In the html source, there are many ids that are wrapped with text like: /boardgame/9999/asdf. My regex code should pull out the /9999/ bit, but I can't figure out why it's just returning the same input html character string that I put in.
library(RCurl)
library(XML)
url <- sprintf("https://boardgamegeek.com/browse/boardgame/page/1")
html <- getURL(url, followlocation = TRUE)
id.parse <- sub("boardgame(.*?)[a-z]", "\\1", html)
Any thoughts?
Upvotes: 0
Views: 35
Reputation: 1975
I think your pattern was not accurate. In this case, you were picking up also other words, starting with "boardgames,". This should work for one single ID.
id.pos <- regexpr("boardgame/[[:digit:]]{3,10}/[a-z]", html)
my.id <- substr(html, id.pos, id.pos + attributes(id.pos)$match.length)
gsub("(^[[:alpha:]]*/)|(/[[:alpha:]]*$)", "", my.id)
In my hands, it returns:
[1] "226501"
Also, I found many IDs in this html page. To catch them all in one list, you could do as follows.

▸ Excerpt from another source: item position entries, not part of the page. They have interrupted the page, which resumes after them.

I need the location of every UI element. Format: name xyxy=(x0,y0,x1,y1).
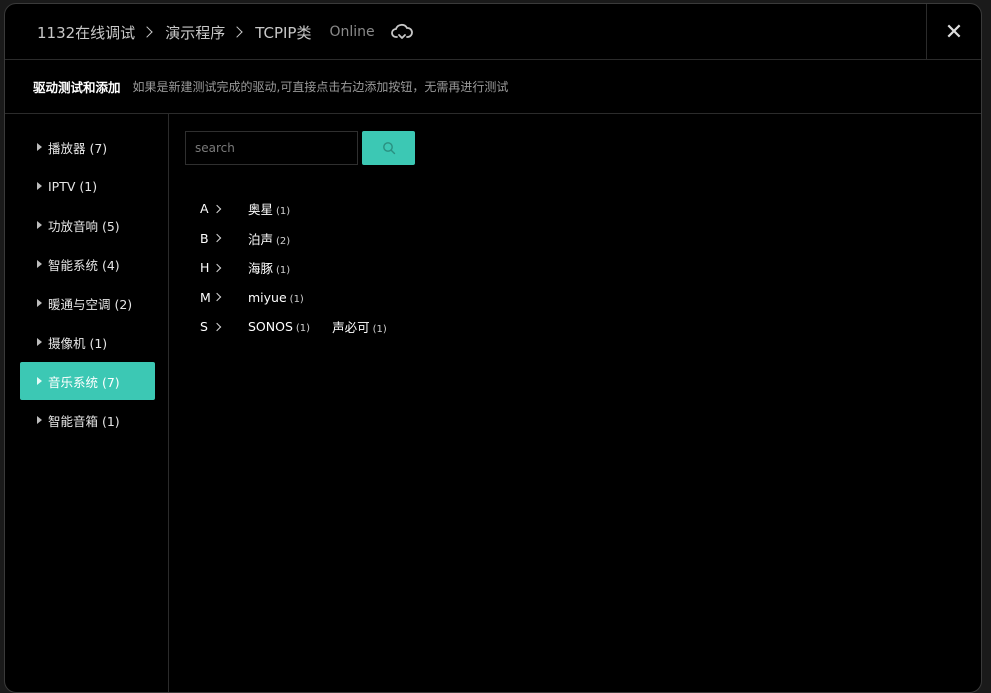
brand-item[interactable]: 海豚 (1) xyxy=(248,258,290,277)
brand-name: 奥星 xyxy=(248,202,274,218)
brand-count: (2) xyxy=(276,235,291,247)
online-status: Online xyxy=(329,24,375,40)
brand-item[interactable]: 声必可 (1) xyxy=(332,317,387,336)
sidebar-category[interactable]: 播放器 (7) xyxy=(20,128,155,166)
brand-name: miyue xyxy=(248,289,287,305)
sidebar-category-label: 音乐系统 (7) xyxy=(48,374,120,390)
brand-count: (1) xyxy=(289,293,304,305)
brand-count: (1) xyxy=(276,265,291,277)
description-bar: 驱动测试和添加 如果是新建测试完成的驱动,可直接点击右边添加按钮，无需再进行测试 xyxy=(5,60,981,114)
sidebar-category[interactable]: 功放音响 (5) xyxy=(20,206,155,244)
caret-right-icon xyxy=(37,338,42,346)
category-sidebar: 播放器 (7) IPTV (1) 功放音响 (5) 智能系统 (4) 暖通与空调 (2)… xyxy=(5,114,169,692)
brand-list: A 奥星 (1) B 泊声 (2) H 海豚 (1) Mmiyue (1) S SONOS (1) 声必可(… xyxy=(200,194,409,342)
brand-item[interactable]: miyue (1) xyxy=(248,290,304,305)
brand-item[interactable]: SONOS (1) xyxy=(248,319,310,334)
brand-letter: B xyxy=(200,230,209,246)
sidebar-category[interactable]: IPTV (1) xyxy=(20,167,155,205)
caret-right-icon xyxy=(37,299,42,307)
breadcrumb-item[interactable]: 1132在线调试 xyxy=(37,22,135,43)
section-title: 驱动测试和添加 xyxy=(33,80,121,95)
close-button[interactable]: ✕ xyxy=(926,4,981,60)
breadcrumb-item[interactable]: TCPIP类 xyxy=(255,22,311,43)
brand-group: B 泊声 (2) xyxy=(200,224,409,254)
breadcrumb-item[interactable]: 演示程序 xyxy=(165,22,225,43)
brand-count: (1) xyxy=(276,206,291,218)
brand-item[interactable]: 奥星 (1) xyxy=(248,199,290,218)
breadcrumb: 1132在线调试 演示程序 TCPIP类 Online xyxy=(37,4,413,60)
sidebar-category[interactable]: 摄像机 (1) xyxy=(20,323,155,361)
sidebar-category[interactable]: 音乐系统 (7) xyxy=(20,362,155,400)
brand-panel: A奥星(1)B泊声(2)H海豚(1)Mmiyue(1)SSONOS(1)声必可(… xyxy=(169,114,981,692)
brand-letter: M xyxy=(200,289,211,305)
brand-name: SONOS xyxy=(248,319,293,335)
caret-right-icon xyxy=(37,416,42,424)
driver-dialog: 1132在线调试 演示程序 TCPIP类 Online ✕ 驱动测试和添加 如果… xyxy=(4,3,982,693)
search-icon xyxy=(382,142,395,155)
sidebar-category-label: 智能系统 (4) xyxy=(48,257,120,273)
chevron-right-icon xyxy=(212,263,222,272)
search-button[interactable] xyxy=(362,131,415,165)
brand-group: A 奥星 (1) xyxy=(200,194,409,224)
caret-right-icon xyxy=(37,221,42,229)
caret-right-icon xyxy=(37,260,42,268)
close-icon: ✕ xyxy=(944,19,964,45)
brand-group: H 海豚 (1) xyxy=(200,253,409,283)
sidebar-category-label: 摄像机 (1) xyxy=(48,335,108,351)
search-input[interactable] xyxy=(185,131,358,165)
sidebar-category-label: 暖通与空调 (2) xyxy=(48,296,133,312)
section-description: 如果是新建测试完成的驱动,可直接点击右边添加按钮，无需再进行测试 xyxy=(132,80,509,94)
sidebar-category[interactable]: 智能系统 (4) xyxy=(20,245,155,283)
caret-right-icon xyxy=(37,377,42,385)
chevron-right-icon xyxy=(141,26,153,38)
search-bar xyxy=(185,131,415,165)
caret-right-icon xyxy=(37,182,42,190)
sidebar-category-label: 功放音响 (5) xyxy=(48,218,120,234)
sidebar-category[interactable]: 暖通与空调 (2) xyxy=(20,284,155,322)
chevron-right-icon xyxy=(212,204,222,213)
chevron-right-icon xyxy=(212,234,222,243)
sidebar-category[interactable]: 智能音箱 (1) xyxy=(20,401,155,439)
brand-group: Mmiyue (1) xyxy=(200,283,409,313)
sidebar-category-label: 播放器 (7) xyxy=(48,140,108,156)
chevron-right-icon xyxy=(212,322,222,331)
brand-name: 声必可 xyxy=(332,320,370,336)
sidebar-category-label: IPTV (1) xyxy=(48,178,98,194)
chevron-right-icon xyxy=(231,26,243,38)
brand-count: (1) xyxy=(372,324,387,336)
brand-name: 泊声 xyxy=(248,231,274,247)
brand-count: (1) xyxy=(295,323,311,335)
chevron-right-icon xyxy=(212,293,222,302)
brand-name: 海豚 xyxy=(248,261,274,277)
brand-group: S SONOS (1) 声必可 (1) xyxy=(200,312,409,342)
dialog-header: 1132在线调试 演示程序 TCPIP类 Online ✕ xyxy=(5,4,981,60)
sidebar-category-label: 智能音箱 (1) xyxy=(48,413,120,429)
cloud-refresh-icon[interactable] xyxy=(390,23,413,41)
brand-item[interactable]: 泊声 (2) xyxy=(248,229,290,248)
caret-right-icon xyxy=(37,143,42,151)
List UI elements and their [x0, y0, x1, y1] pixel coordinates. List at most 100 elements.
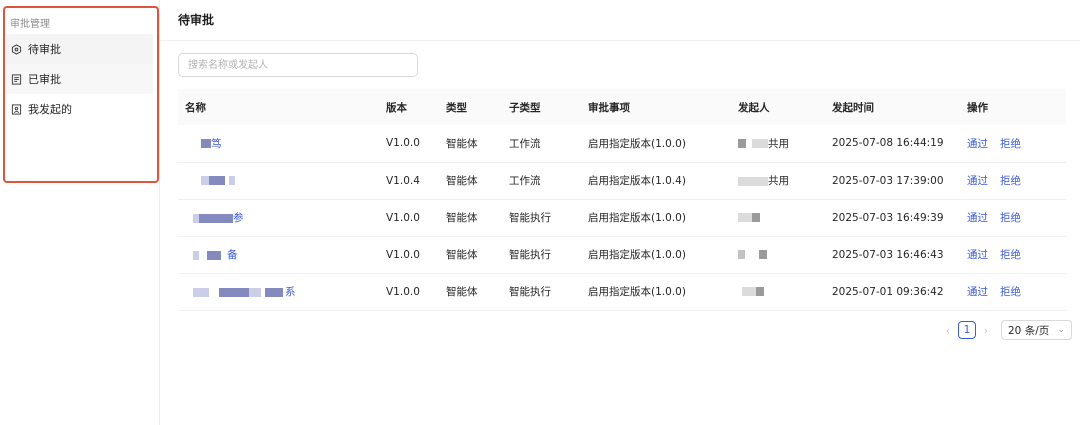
page-number[interactable]: 1 — [958, 321, 976, 339]
item-cell: 启用指定版本(1.0.0) — [581, 199, 731, 237]
item-name-link[interactable]: 备 — [227, 249, 238, 261]
redacted-text — [193, 287, 209, 297]
approve-link[interactable]: 通过 — [967, 286, 988, 298]
subtype-cell: 智能执行 — [502, 199, 581, 237]
time-cell: 2025-07-08 16:44:19 — [825, 125, 960, 163]
file-user-icon — [11, 103, 22, 115]
reject-link[interactable]: 拒绝 — [1000, 175, 1021, 187]
reject-link[interactable]: 拒绝 — [1000, 212, 1021, 224]
actions-cell: 通过 拒绝 — [960, 273, 1066, 311]
column-header-type: 类型 — [439, 89, 502, 125]
chevron-down-icon: ⌄ — [1057, 325, 1065, 335]
reject-link[interactable]: 拒绝 — [1000, 138, 1021, 150]
pagination: ‹ 1 › 20 条/页 ⌄ — [941, 320, 1072, 340]
redacted-text — [201, 176, 209, 185]
type-cell: 智能体 — [439, 125, 502, 163]
column-header-actions: 操作 — [960, 89, 1066, 125]
redacted-text — [756, 287, 764, 296]
table-row: 参 V1.0.0 智能体 智能执行 启用指定版本(1.0.0) 2025-07-… — [178, 199, 1066, 237]
redacted-text — [738, 213, 752, 222]
column-header-name: 名称 — [178, 89, 379, 125]
redacted-text — [738, 250, 745, 259]
redacted-text — [249, 287, 261, 297]
redacted-text — [207, 250, 221, 260]
sidebar-item-approved[interactable]: 已审批 — [6, 64, 153, 94]
approve-link[interactable]: 通过 — [967, 138, 988, 150]
pending-icon — [11, 43, 22, 55]
search-input[interactable] — [178, 53, 418, 77]
initiator-cell: 共用 — [731, 162, 825, 200]
initiator-cell — [731, 199, 825, 237]
page-title: 待审批 — [178, 13, 215, 27]
time-cell: 2025-07-03 17:39:00 — [825, 162, 960, 200]
column-header-initiator: 发起人 — [731, 89, 825, 125]
redacted-text — [752, 139, 768, 149]
table-row: 笃 V1.0.0 智能体 工作流 启用指定版本(1.0.0) 共用 2025-0… — [178, 125, 1066, 163]
column-header-item: 审批事项 — [581, 89, 731, 125]
type-cell: 智能体 — [439, 162, 502, 200]
subtype-cell: 工作流 — [502, 162, 581, 200]
name-cell[interactable]: 系 — [178, 273, 379, 311]
approve-link[interactable]: 通过 — [967, 249, 988, 261]
sidebar-item-label: 已审批 — [28, 73, 61, 86]
table-row: 备 V1.0.0 智能体 智能执行 启用指定版本(1.0.0) 2025-07-… — [178, 236, 1066, 274]
actions-cell: 通过 拒绝 — [960, 236, 1066, 274]
approval-table: 名称 版本 类型 子类型 审批事项 发起人 发起时间 操作 笃 V1.0.0 智… — [178, 89, 1066, 311]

url <- sprintf("https://boardgamegeek.com/browse/boardgame/page/1")
html <- getURL(url, followlocation = TRUE)
id.list <- list()
while (regexpr("boardgame/[[:digit:]]{3,10}/[a-z]", html) > 0) {
id.pos <- regexpr("boardgame/[[:digit:]]{3,10}/[a-z]", html)
my.id <- substr(html, id.pos, id.pos + attributes(id.pos)$match.length)
id.list[[(length(id.list) + 1)]] <- gsub("(^[[:alpha:]]*/)|(/[[:alpha:]]*$)", "", my.id)
html <- substr(html, (id.pos + attributes(id.pos)$match.length), nchar(html))
}
id.list
Upvotes: 1